Wie also die Herren „Dominikaner“ zu ihrer sonderbaren Auffassung gelangt sind, es gebe eine kleine Exkommunikation, welche nicht von der Kirche ausschließt, und eine große, die das wohl tut, bleibt rätselhaft. Wie auch immer, nach can. 2335 zieht die Zugehörigkeit zur Freimaurerei „ohne weiteres den Kirchenbann“ nach sich, „dessen Lossprechung dem Heiligen Stuhl in einfacher Weise vorbehalten ist“. „Zur Vollendung des Tatbestandes genügt die bloße Zugehörigkeit zu einer solchen Gesellschaft; eine Lossprechung ist erst möglich, wenn der Austritt erfolgt ist“ (S. 435). Der Freimaurer ist also exkommuniziert. Aber ist er deswegen aus der katholischen Kirche ausgeschlossen?
Der (echte!) Dominikaner Dominicus M. Prümmer lehrt in seinem „Manuale Theologiae Moralis secundum principia S. Thomae Aquinatis“, Bd. I, über den Glaubensabfall, die Apostasie, diese könne definiert werden als „völliger Abfall vom einst willentlich empfangenen christlichen Glauben“. „Wir sprechen von völligem Abfall, denn wenn jemand den einen oder anderen Glaubensartikel leugnet, ist er eher ein Häretiker als ein Apostat. Dennoch wird ein Katholik, der auch nur einen Glaubensartikel leugnet, damit notwendig die Unfehlbarkeit der Kirche leugnen, fällt daher eo ipso völlig von der Kirche und dem katholischen Glauben ab und wird ein wahrer Apostat. Daher scheint das Wesen der Apostasie darin zu bestehen, daß jemand willentlich den katholischen Glauben zurückweist, den er zuvor hatte“ (S. 363).
Er fährt fort: „Darum ist einer, der von Kindheit an in der Häresie getauft und erzogen wurde, kein Apostat, sondern ein Häretiker. Zur Apostasie ist es jedoch nicht erforderlich, daß jemand irgendeiner bestimmten falschen Sekte angehört, also z.B. zum Judentum oder Islam übertritt, sondern es genügt, daß er nach der in der katholischen Kirche empfangenen Taufe völlig vom Glauben abfällt. Daher sind Rationalisten, Atheisten, Freidenker und Freimaurer (wenigstens die meisten von ihnen) in Wahrheit vom Glauben abgefallen.“
Die Exkommunikation ist also das eine, die Apostasie oder der Glaubensabfall das andere.

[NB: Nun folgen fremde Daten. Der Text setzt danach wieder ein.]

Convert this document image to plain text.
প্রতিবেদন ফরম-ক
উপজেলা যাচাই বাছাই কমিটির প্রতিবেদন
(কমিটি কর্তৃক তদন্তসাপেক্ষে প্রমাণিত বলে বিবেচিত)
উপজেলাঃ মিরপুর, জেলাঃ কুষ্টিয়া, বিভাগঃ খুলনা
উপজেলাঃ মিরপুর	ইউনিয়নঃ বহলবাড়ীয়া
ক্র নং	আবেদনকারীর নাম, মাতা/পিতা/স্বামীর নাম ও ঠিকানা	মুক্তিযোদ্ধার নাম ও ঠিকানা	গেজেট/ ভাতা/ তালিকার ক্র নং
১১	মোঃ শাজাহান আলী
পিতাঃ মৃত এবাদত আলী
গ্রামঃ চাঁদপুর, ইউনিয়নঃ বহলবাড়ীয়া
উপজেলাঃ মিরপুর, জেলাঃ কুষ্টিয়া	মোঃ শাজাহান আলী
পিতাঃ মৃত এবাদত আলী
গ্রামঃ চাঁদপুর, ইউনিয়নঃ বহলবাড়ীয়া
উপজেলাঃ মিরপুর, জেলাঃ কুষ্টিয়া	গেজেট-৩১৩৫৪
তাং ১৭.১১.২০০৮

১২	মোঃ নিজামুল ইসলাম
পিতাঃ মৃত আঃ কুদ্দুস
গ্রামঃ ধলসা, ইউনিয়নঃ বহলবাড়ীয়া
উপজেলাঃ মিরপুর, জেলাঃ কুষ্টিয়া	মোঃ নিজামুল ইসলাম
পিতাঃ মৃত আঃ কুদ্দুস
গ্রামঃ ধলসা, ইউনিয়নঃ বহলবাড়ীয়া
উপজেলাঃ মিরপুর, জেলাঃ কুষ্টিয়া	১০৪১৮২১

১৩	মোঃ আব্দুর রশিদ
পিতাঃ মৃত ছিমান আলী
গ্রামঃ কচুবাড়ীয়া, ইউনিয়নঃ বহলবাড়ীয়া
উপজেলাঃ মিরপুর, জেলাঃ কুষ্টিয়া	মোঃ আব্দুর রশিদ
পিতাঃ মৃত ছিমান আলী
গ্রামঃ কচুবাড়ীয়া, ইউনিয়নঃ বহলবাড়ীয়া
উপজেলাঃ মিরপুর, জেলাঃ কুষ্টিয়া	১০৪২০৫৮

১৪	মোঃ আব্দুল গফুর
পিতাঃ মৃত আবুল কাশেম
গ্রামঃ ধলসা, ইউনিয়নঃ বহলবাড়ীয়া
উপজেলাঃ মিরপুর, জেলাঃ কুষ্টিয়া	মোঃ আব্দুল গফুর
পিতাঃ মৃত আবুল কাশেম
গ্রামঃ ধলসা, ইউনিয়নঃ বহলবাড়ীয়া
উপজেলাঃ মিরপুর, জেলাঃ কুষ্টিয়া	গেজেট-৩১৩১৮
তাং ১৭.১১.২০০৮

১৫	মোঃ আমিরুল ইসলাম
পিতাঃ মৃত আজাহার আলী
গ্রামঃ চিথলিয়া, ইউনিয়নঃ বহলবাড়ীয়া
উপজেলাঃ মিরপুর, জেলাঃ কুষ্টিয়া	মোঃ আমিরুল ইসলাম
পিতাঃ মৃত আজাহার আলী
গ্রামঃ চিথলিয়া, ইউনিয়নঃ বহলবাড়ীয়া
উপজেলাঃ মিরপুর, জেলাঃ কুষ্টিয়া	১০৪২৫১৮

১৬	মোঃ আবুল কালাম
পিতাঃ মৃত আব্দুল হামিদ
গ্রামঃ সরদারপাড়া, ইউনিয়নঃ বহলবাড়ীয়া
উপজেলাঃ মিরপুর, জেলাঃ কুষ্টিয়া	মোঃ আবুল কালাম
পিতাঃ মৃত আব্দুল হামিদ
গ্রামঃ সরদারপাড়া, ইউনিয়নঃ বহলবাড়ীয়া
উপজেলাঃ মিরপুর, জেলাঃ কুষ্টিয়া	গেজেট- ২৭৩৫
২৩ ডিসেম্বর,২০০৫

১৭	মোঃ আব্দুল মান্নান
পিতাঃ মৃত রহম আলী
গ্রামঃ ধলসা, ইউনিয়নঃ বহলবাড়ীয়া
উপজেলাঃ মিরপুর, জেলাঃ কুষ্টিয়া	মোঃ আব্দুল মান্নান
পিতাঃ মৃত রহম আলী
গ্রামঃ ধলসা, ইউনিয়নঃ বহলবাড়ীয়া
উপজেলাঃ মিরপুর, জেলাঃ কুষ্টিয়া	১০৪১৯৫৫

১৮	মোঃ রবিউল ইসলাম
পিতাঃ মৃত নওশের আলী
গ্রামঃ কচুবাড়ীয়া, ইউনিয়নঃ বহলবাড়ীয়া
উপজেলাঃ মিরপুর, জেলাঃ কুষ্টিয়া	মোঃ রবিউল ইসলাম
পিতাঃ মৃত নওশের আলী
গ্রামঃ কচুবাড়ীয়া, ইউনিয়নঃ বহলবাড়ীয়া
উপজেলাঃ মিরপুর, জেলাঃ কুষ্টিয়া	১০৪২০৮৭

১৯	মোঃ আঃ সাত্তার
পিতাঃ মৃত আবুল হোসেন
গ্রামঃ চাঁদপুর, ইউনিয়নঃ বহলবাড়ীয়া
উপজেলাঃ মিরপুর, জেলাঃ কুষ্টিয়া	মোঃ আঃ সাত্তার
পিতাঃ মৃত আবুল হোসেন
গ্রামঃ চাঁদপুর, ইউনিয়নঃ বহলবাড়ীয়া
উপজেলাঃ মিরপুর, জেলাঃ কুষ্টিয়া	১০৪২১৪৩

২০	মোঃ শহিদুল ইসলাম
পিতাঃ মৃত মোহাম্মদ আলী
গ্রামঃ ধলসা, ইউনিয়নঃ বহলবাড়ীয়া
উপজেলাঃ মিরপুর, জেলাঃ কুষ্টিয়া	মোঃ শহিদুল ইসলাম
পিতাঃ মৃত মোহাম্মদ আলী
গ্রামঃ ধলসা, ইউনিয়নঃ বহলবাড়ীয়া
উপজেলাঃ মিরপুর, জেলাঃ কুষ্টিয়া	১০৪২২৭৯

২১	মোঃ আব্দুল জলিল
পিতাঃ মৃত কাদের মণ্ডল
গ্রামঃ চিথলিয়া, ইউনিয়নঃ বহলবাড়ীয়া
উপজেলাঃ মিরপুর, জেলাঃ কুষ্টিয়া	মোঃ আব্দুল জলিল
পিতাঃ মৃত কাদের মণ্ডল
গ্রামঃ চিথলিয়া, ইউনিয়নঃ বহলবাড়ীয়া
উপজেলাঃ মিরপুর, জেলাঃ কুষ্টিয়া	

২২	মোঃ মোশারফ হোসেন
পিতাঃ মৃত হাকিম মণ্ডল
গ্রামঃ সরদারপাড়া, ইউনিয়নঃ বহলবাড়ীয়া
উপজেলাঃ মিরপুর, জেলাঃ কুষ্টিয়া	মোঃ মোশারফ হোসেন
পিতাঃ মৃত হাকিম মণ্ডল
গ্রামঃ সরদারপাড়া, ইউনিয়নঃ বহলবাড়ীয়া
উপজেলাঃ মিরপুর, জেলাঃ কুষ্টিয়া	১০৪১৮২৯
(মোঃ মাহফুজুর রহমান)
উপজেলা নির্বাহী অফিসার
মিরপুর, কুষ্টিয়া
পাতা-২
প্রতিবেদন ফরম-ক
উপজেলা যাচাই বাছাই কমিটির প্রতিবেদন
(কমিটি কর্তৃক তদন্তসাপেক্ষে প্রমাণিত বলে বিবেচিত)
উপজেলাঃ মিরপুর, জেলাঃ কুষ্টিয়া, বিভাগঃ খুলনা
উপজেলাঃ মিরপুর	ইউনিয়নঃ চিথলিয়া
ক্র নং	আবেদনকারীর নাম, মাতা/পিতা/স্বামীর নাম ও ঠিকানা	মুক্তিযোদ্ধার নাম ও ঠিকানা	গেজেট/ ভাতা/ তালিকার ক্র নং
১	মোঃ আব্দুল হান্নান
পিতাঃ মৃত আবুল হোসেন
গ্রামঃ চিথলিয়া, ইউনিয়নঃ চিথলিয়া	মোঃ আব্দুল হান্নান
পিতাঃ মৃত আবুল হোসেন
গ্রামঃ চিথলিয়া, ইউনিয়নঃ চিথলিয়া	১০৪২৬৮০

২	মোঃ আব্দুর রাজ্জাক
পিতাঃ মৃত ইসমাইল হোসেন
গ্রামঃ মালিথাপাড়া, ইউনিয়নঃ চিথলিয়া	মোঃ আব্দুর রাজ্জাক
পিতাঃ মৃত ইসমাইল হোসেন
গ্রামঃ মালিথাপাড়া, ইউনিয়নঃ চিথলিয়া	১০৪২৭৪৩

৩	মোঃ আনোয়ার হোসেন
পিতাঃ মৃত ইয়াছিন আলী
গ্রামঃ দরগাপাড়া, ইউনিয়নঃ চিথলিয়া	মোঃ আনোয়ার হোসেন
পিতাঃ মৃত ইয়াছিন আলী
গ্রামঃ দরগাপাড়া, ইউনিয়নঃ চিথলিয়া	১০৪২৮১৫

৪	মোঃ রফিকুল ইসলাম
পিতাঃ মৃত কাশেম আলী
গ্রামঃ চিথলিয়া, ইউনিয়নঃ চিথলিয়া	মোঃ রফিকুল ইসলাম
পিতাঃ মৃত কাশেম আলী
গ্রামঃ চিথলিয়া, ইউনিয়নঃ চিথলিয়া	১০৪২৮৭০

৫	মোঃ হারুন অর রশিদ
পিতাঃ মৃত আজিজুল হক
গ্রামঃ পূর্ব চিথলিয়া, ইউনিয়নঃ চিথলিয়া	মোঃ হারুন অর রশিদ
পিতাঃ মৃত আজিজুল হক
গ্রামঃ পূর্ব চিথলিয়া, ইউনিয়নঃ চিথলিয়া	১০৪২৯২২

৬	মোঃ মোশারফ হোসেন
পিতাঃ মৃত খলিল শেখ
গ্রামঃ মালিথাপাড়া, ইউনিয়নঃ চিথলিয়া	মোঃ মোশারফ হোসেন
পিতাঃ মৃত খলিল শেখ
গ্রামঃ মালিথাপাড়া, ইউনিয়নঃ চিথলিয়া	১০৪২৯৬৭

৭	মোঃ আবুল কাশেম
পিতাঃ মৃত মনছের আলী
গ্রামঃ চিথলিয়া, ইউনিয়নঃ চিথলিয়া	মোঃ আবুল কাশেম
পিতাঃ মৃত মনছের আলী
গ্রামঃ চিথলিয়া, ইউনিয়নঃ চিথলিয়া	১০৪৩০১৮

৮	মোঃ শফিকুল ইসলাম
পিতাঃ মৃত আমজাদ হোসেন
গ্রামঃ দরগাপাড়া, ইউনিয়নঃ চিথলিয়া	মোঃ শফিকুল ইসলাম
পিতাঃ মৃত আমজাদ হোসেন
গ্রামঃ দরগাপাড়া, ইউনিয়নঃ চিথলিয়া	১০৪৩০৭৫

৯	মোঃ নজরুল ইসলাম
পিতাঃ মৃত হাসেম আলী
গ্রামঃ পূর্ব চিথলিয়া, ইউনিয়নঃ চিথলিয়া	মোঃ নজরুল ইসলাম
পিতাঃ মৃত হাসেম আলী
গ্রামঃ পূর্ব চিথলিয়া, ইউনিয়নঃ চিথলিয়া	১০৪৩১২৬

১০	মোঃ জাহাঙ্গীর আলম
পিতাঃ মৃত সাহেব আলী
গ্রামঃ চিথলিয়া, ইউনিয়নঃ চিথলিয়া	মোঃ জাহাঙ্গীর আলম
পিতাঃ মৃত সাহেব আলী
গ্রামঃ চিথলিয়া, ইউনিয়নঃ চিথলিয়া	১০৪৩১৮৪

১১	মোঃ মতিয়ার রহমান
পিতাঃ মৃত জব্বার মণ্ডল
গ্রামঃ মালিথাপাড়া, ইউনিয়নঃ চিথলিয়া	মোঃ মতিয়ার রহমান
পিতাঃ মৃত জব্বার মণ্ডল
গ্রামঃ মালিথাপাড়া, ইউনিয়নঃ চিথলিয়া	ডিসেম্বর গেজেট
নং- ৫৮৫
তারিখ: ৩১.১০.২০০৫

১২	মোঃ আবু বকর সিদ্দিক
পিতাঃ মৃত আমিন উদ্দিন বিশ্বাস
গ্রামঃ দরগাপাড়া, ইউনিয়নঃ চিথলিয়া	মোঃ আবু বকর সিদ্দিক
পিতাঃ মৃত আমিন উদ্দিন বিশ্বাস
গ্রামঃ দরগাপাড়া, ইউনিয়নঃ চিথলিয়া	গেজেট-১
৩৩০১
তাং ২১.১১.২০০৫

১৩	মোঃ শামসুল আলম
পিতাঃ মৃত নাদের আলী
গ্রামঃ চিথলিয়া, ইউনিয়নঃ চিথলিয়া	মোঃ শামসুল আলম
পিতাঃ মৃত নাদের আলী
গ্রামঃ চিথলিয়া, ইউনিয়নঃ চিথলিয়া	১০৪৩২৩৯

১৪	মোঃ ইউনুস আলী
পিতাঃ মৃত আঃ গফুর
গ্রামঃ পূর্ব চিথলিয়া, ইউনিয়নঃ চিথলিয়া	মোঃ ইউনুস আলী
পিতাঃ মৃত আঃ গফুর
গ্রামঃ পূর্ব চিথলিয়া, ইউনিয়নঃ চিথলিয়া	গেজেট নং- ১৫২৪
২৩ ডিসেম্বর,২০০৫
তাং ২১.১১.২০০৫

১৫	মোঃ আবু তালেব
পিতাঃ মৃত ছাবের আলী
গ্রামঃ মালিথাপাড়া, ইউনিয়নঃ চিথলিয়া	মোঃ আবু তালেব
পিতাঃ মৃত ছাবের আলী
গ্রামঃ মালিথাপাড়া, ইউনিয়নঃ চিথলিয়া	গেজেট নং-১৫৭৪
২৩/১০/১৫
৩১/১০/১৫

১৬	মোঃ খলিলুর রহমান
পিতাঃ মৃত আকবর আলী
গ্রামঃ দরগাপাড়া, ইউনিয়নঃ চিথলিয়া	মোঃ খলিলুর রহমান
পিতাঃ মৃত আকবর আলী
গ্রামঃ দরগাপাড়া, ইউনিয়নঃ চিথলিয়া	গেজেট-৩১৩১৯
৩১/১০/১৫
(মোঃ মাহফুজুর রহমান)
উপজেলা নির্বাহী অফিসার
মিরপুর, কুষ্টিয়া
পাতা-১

Zwar steht auf Apostasie und Häresie ebenfalls die Kirchenstrafe der Exkommunikation, doch darüberhinaus trennt sich der Apostat auch ipso facto völlig von der Kirche (die freilich die Jurisdiktion über ihn wie alle anderen Getauften behält und daher auch eine Kirchenstrafe über ihn verhängen kann). Die Behauptung der Herren „Dominikaner“, man könne gleichzeitig Freimaurer sein und doch katholisch bleiben, ist somit zumindest sehr gewagt. Sie könnte allenfalls auf solche Katholiken zutreffen, die guten Glaubens der Freimaurerei anhangen, weil sie in ihr tatsächlich einen Philanthropen-Verein erblicken, ohne hinter ihre Fassade zu schauen oder ihre rationalistischen und naturalistischen Grundsätze anzunehmen. Das dürften freilich nicht allzu viele sein.
5. Warum die Predigerbrüder neben die sicher legitime Zugehörigkeit eines Katholiken zu einem Staat oder einer erlaubten Vereinigung ausgerechnet die illegitime und unerlaubte Zugehörigkeit zur Freimaurerei rücken wollten, wird aus folgendem klar: „Nehmen wir genau dies letzte Beispiel. Ein Freimaurer könnte gleichzeitig Mitglied der katholischen Kirche sein (wenn er nicht formell abgefallen ist) und Mitglied der Gegen-Kirche. Es gibt da keine Unvereinbarkeit (Inkompatibilität). A fortiori gibt es keine Unvereinbarkeit (Inkompatibilität), wenn man gleichzeitig Mitglied der katholischen Kirche und der konziliaren Kirche ist, welche man trotz allem von der Gegen-Kirche unterscheiden muß.“
Oho, da sind wir aber perplex! Es gibt also keine Unvereinbarkeit der Zugehörigkeit zur katholischen Kirche und zur Freimaurerei (weil letzteres maximal eine „kleine Exkommunikation“ bedeutet) und noch weniger zwischen der Zugehörigkeit zur katholischen Kirche und der zur „konziliaren Kirche“, zumal diese im Gegensatz zur Freimaurerei keine „Gegen-Kirche“ darstellt. Eine solche Auffassung erschiene unseren gemäßigten Herren nämlich „übertrieben“, wie sie in ihrer Fußnote dazu bemerken. Daß die Zugehörigkeit zur Freimaurerei mit der Zugehörigkeit zur katholischen Kirche tatsächlich sehr wohl unvereinbar ist, haben wir schon gesehen. Wie ist es nun mit der „übertriebenen“ Auffassung von der „Konziliaren Kirche“ als „Gegen-Kirche“?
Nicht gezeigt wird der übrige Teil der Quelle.